Web scraping hits NonDoc (and probably your site, too)

Thursday, December 3, 2015

771

COMMENTARY

Stolen_PlazaAlleyWalls — (William W. Savage III)

Thanks to some jackass robot, I recently learned about something known as web scraping.

Basically, and in the sense that it’s relevant to NonDoc, people use computer programs to extract content from web pages and then populate their own websites with that content. (For a more comprehensive definition and history, see this article from cloud-security provider Distil Networks.)

The content that third parties scrape can be optimized to boost a fake site’s search-engine results, with the aim of eventually fooling Google and other search indexes into thinking the site is legit and not fully automated.

A human can easily tell the difference because, with regard to a scrape of original content like what appears on NonDoc, the regurgitation comes out as nonsense. Pre-programmed bots, however, can’t tell the difference.

With well over half of all web traffic estimated to come from non-humans, the need to be coherent within one’s e-commerce goals has taken a backseat to the need to be comprehensively optimized for search engines. Nonsense or not, a person running such an automated site could eventually generate revenue from Google AdWords. At the very least, perpetrators of web scraping rob the original site of traffic and potential revenue. Further, the legality of such activity is dubious at best.

Our real-life example

I came across the example above during a moment of vanity — doing a Google image search with my name as the search term.

What I found was confusing, but it taught me about web scraping.

The weird site ThatVilla.com uses a scraper, and it scraped my photo post about the Plaza Alley Walls from back in September. (You may have to hit escape to stop your browser from redirecting right after you click that link; like I said, the site is weird).

RELATED

“Plaza Alley Walls open at District Fest” by Josh McBee

Because I included photo credits under every image from my original post, I spied the pictures in my vain Google search, but some of the results directed to ThatVilla instead of NonDoc.

Not only is it annoying to see one’s original content so blatantly misappropriated, it’s (potentially) a detriment to our site’s traffic because it pulls search-engine indexes, keyword supremacy and other revenue-related metrics from our site. Further, it’s a violation of our terms of service and illegal with regard to copyright infringement.

Alas, enforcing such claims against web scrapers seems to be a sisyphean effort.

To show how blatantly the site in question plagiarizes, here is some of my post’s page copy as it appeared originally on NonDoc:

The 17th annual Plaza District Festival benefited from excellent weather Saturday, Sept. 26. In addition to the usual festival fare of vendors, food trucks and live music, the opening of the Plaza Alley Walls public art project punctuated the day.

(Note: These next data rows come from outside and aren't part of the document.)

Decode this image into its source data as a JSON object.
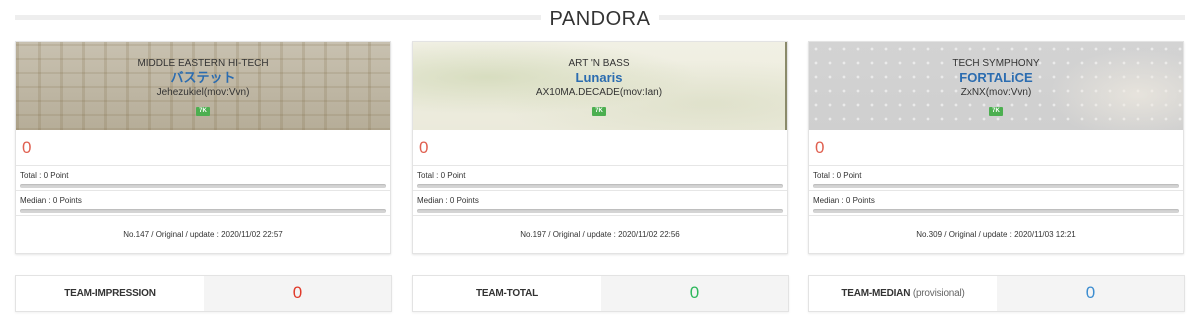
{
  "title": "PANDORA",
  "cards": [
    {
      "genre": "MIDDLE EASTERN HI-TECH",
      "song": "バステット",
      "artist": "Jehezukiel(mov:Vvn)",
      "difficulty_badge": "7K",
      "score": "0",
      "total_label": "Total : 0 Point",
      "total_progress": 0,
      "median_label": "Median : 0 Points",
      "median_progress": 0,
      "footer": "No.147 / Original / update : 2020/11/02 22:57"
    },
    {
      "genre": "ART 'N BASS",
      "song": "Lunaris",
      "artist": "AX10MA.DECADE(mov:Ian)",
      "difficulty_badge": "7K",
      "score": "0",
      "total_label": "Total : 0 Point",
      "total_progress": 0,
      "median_label": "Median : 0 Points",
      "median_progress": 0,
      "footer": "No.197 / Original / update : 2020/11/02 22:56"
    },
    {
      "genre": "TECH SYMPHONY",
      "song": "FORTALiCE",
      "artist": "ZxNX(mov:Vvn)",
      "difficulty_badge": "7K",
      "score": "0",
      "total_label": "Total : 0 Point",
      "total_progress": 0,
      "median_label": "Median : 0 Points",
      "median_progress": 0,
      "footer": "No.309 / Original / update : 2020/11/03 12:21"
    }
  ],
  "team": {
    "impression": {
      "label": "TEAM-IMPRESSION",
      "value": "0"
    },
    "total": {
      "label": "TEAM-TOTAL",
      "value": "0"
    },
    "median": {
      "label": "TEAM-MEDIAN",
      "sub": "(provisional)",
      "value": "0"
    }
  },
  "colors": {
    "song_title": "#2b6cb0",
    "score": "#e06050",
    "badge": "#4caf50",
    "team_impression": "#e03a2a",
    "team_total": "#2eb85c",
    "team_median": "#3c8dd0"
  }
}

Now here’s the text as it appears on the ThatVilla after their programs molested it for their illicit use:

The 17th annual Plaza District Festival benefited from glorious continue Saturday, Sept. 26. In further to a common festival transport of vendors, food trucks and live music, a opening of a Plaza Alley Walls open art plan punctuated a day.

While not a direct copy, it seems obvious that some kind of computer script was used to change words like “the” to “a,” “excellent” to “glorious,” and “public” to “open.” Not only is it plagiarism to reproduce my work, but the web scraping also fails to make sense beyond the goal of populating a dummy site with text for the purpose of stealing site traffic and generating ill-gotten revenue.

Problems for other industries

The detriments of web scraping are not limited to humble operations such as NonDoc. Curt Beardsley, operator of Realtor.com, recently outlined the concerns the real estate industry as a whole has (or should have) regarding the web scraping of listing data.

According to Beardsley, Realtor.com was facing 1.5 million scraping attempts per day. Through the use of sophisticated programming techniques and eventually the hiring of a third-party firm, Beardsley said he was able to block almost 99 percent of all scrape attempts, but now the scrapers are moving on to easier targets.

“My problem has now become an MLS and broker problem,” he said in the article.

What can be done?

We run our site on the WordPress platform here at NonDoc. As such, there are a multitude of plugins available to endlessly customize and add to our site’s functionality, on the back and front ends. We’re currently experimenting with some anti-scraping plugins, but those measures have only recently been implemented. If anyone has any advice or tips on how to limit a site’s vulnerability to scraping attacks, please list them in the comments below.

My initial research leads me to believe NonDoc will never be able to prevent all scraping attempts, but we can limit our site’s vulnerability from the easier attacks. If you run a site, you may want to as well.